Justiça

O que o presidente do TST disse sobre a reforma trabalhista que ninguém esperava…

Presidente do TST Luiz Philippe Vieira de Mello Filho discursa na Fundação FHC sobre reforma trabalhista
Ministro do TST critica reforma trabalhista de 2017 durante debate na Fundação FHC.

O presidente do Tribunal Superior do Trabalho classificou a reforma de 2017 como “não honesta” e expôs um racha entre as duas maiores cortes do país. A declaração reacende o debate sobre segurança jurídica para quem contrata e para quem trabalha.

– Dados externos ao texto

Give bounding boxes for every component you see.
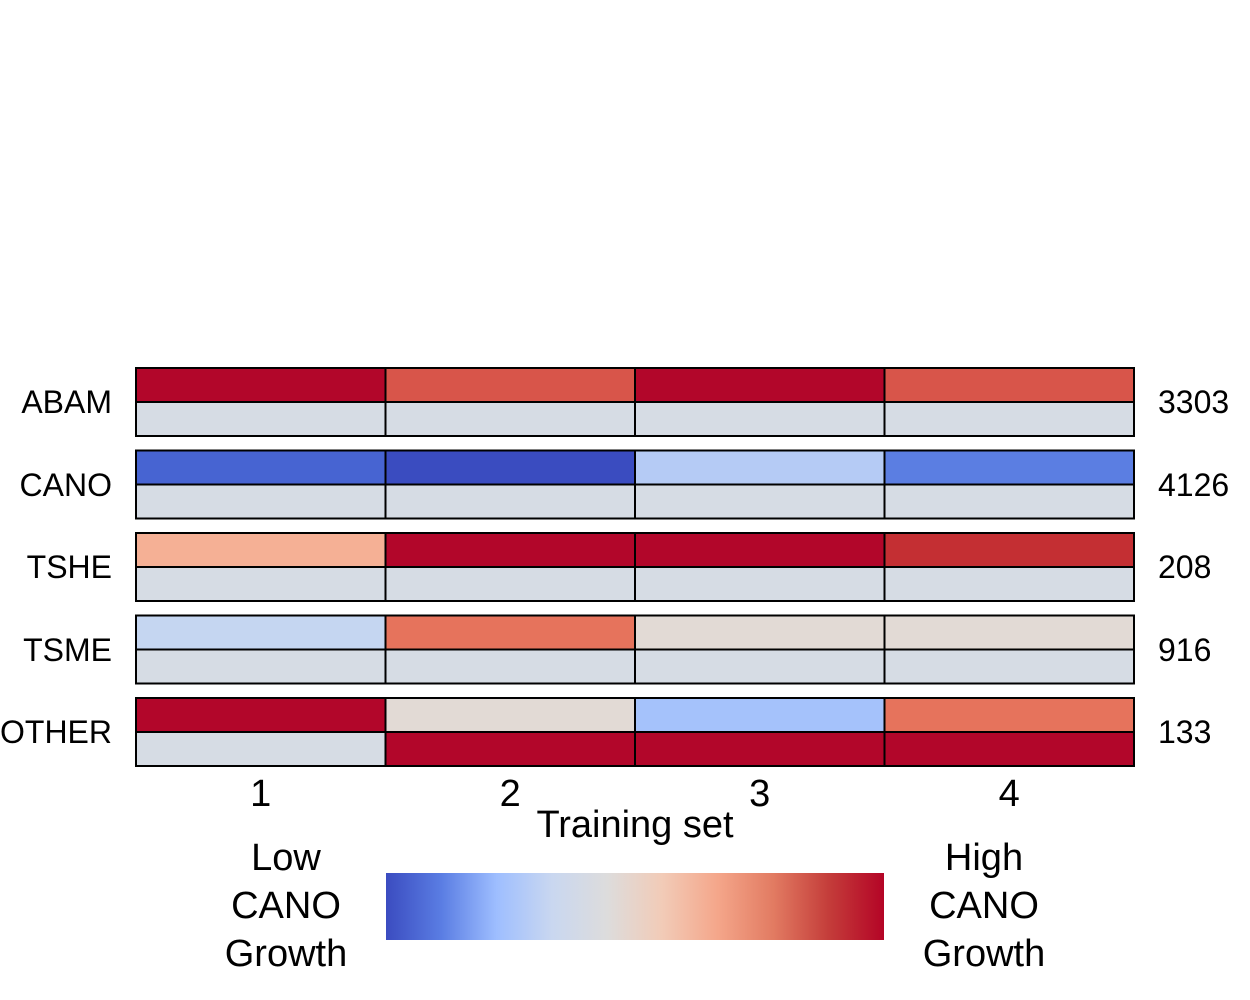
heatmap-group-abam [135, 367, 1135, 437]
x-tick-label-2: 2 [499, 773, 521, 815]
heatmap-cell-cano-top-4 [883, 449, 1135, 486]
heatmap-cell-abam-bottom-2 [384, 401, 636, 437]
heatmap-cell-cano-bottom-2 [384, 483, 636, 520]
heatmap-cell-abam-top-1 [135, 367, 387, 403]
heatmap-cell-abam-top-2 [384, 367, 636, 403]
row-label-tshe: TSHE [26, 549, 112, 585]
row-label-cano: CANO [19, 466, 112, 503]
heatmap-cell-abam-bottom-3 [634, 401, 886, 437]
colorbar-high-line-2: CANO [929, 885, 1039, 927]
heatmap-cell-tshe-bottom-4 [883, 566, 1135, 602]
row-count-abam: 3303 [1158, 384, 1230, 420]
heatmap-group-cano [135, 449, 1135, 520]
heatmap-cell-tshe-bottom-2 [384, 566, 636, 602]
colorbar-low-line-3: Growth [224, 933, 348, 975]
heatmap-cell-tshe-top-3 [634, 532, 886, 568]
x-tick-label-1: 1 [250, 773, 272, 815]
row-label-abam: ABAM [21, 384, 112, 420]
heatmap-cell-cano-bottom-4 [883, 483, 1135, 520]
heatmap-group-tsme [135, 614, 1135, 685]
row-count-cano: 4126 [1158, 466, 1230, 503]
colorbar-low-line-1: Low [251, 837, 321, 879]
heatmap-group-other [135, 697, 1135, 767]
heatmap-cell-other-bottom-4 [883, 731, 1135, 767]
colorbar-high-label: High CANO Growth [884, 834, 1084, 978]
row-label-tsme: TSME [23, 631, 112, 668]
heatmap-cell-abam-bottom-1 [135, 401, 387, 437]
heatmap-cell-tsme-bottom-4 [883, 648, 1135, 685]
row-count-tshe: 208 [1158, 549, 1212, 585]
heatmap-cell-cano-bottom-1 [135, 483, 387, 520]
heatmap-cell-tsme-top-3 [634, 614, 886, 651]
row-label-other: OTHER [0, 714, 112, 750]
x-tick-label-3: 3 [749, 773, 771, 815]
x-tick-label-4: 4 [998, 773, 1020, 815]
heatmap-cell-tshe-top-4 [883, 532, 1135, 568]
colorbar-low-line-2: CANO [231, 885, 341, 927]
heatmap-cell-tsme-bottom-3 [634, 648, 886, 685]
heatmap-cell-abam-bottom-4 [883, 401, 1135, 437]
colorbar-high-line-1: High [944, 837, 1024, 879]
heatmap-cell-tshe-top-1 [135, 532, 387, 568]
heatmap-cell-other-bottom-2 [384, 731, 636, 767]
x-axis-title: Training set [536, 804, 734, 846]
heatmap-cell-cano-top-2 [384, 449, 636, 486]
colorbar-high-line-3: Growth [922, 933, 1046, 975]
heatmap-cell-other-bottom-1 [135, 731, 387, 767]
heatmap-cell-tsme-bottom-1 [135, 648, 387, 685]
heatmap-cell-tshe-bottom-1 [135, 566, 387, 602]
heatmap-group-tshe [135, 532, 1135, 602]
row-count-tsme: 916 [1158, 631, 1212, 668]
heatmap-cell-tshe-bottom-3 [634, 566, 886, 602]
colorbar-low-label: Low CANO Growth [186, 834, 386, 978]
heatmap-cell-other-top-4 [883, 697, 1135, 733]
colorbar [386, 873, 884, 940]
row-count-other: 133 [1158, 714, 1212, 750]
heatmap-cell-abam-top-4 [883, 367, 1135, 403]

Luiz Philippe Vieira de Mello Filho fez o diagnóstico durante debate na Fundação FHC nesta segunda-feira (14). O ministro não poupou adjetivos: o texto aprovado tem quase 200 artigos, nasceu de um projeto com apenas sete e foi votado no dia seguinte a uma audiência pública. Para ele, faltou o “diálogo coletivo” que a OIT exige dos países signatários.

O vácuo legislativo que parou no colo dos juízes

A ausência de lei específica para motoristas de aplicativo obriga a Justiça do Trabalho a aplicar a CLT. Enquanto isso, o Supremo entende a relação como autônoma. O ministro chamou a contradição de “omissão legislativa não suprida há anos”.

Ele revelou ter ido ao Congresso articular um projeto de proteção para a categoria. O texto travou por discordância sobre o valor mínimo por entrega. Resultado: cada tribunal decide à sua maneira, e o empregador não sabe qual regra vale.

Três frentes de conflito entre TST e STF

  • Uberização: CLT versus autonomia — sem lei, juízes preenchem a lacuna.
  • Pejotização: divergência sobre quando a pessoa jurídica esconde vínculo empregatício.
  • Justiça gratuita: STF limitou o benefício a quem ganha até R$ 5.000; TST defendia teto mais amplo.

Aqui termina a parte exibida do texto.